I think you're overthinking it. The first thing you're told when you learn algebra is that a letter represents a number and you can say "let a equal (number), b equal (number)..." so you can let pi equal whatever you want for the purposes of one simple problem.
Well, if we want to be pedantic, they never said that h is the height and r is the radius of the base circle. They could be just random numbers.
Also, since we never calculate with all the digits of pi, it is not any less weird to round to the nearest 5 and say that it's 5, than to the nearest 0.01 and saying it's 3.14. It just has a higher amount of rounding error.

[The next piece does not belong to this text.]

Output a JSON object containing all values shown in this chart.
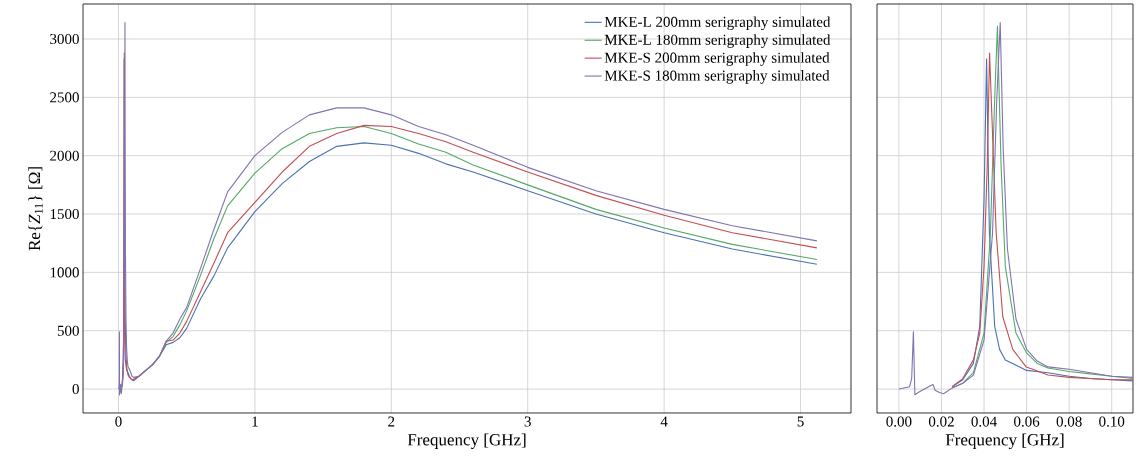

Except pi isn't a variable. It is a known value that we refer to as pi for convenience, and pi is a fundamental aspect of how a circle is. Saying "let pi equal 5" is all fine and well but is physically impossible, you will not be determining the volume of a cylinder if you let pi equal 5, because the ratio of a circle does not equal 5, it equals 3.14
But I suppose part of solving a maths problem is staying within the confines of the question and listening to instructions, so if someone says "using pi equals 5", I'd just use pi equals five and take my point with grace.
I think it’s actually a very interesting question. Pi does not equal 5 in our universe, but perhaps we can think of a meaningful universe where it does? Perhaps some mathematicians/physicists can chime in?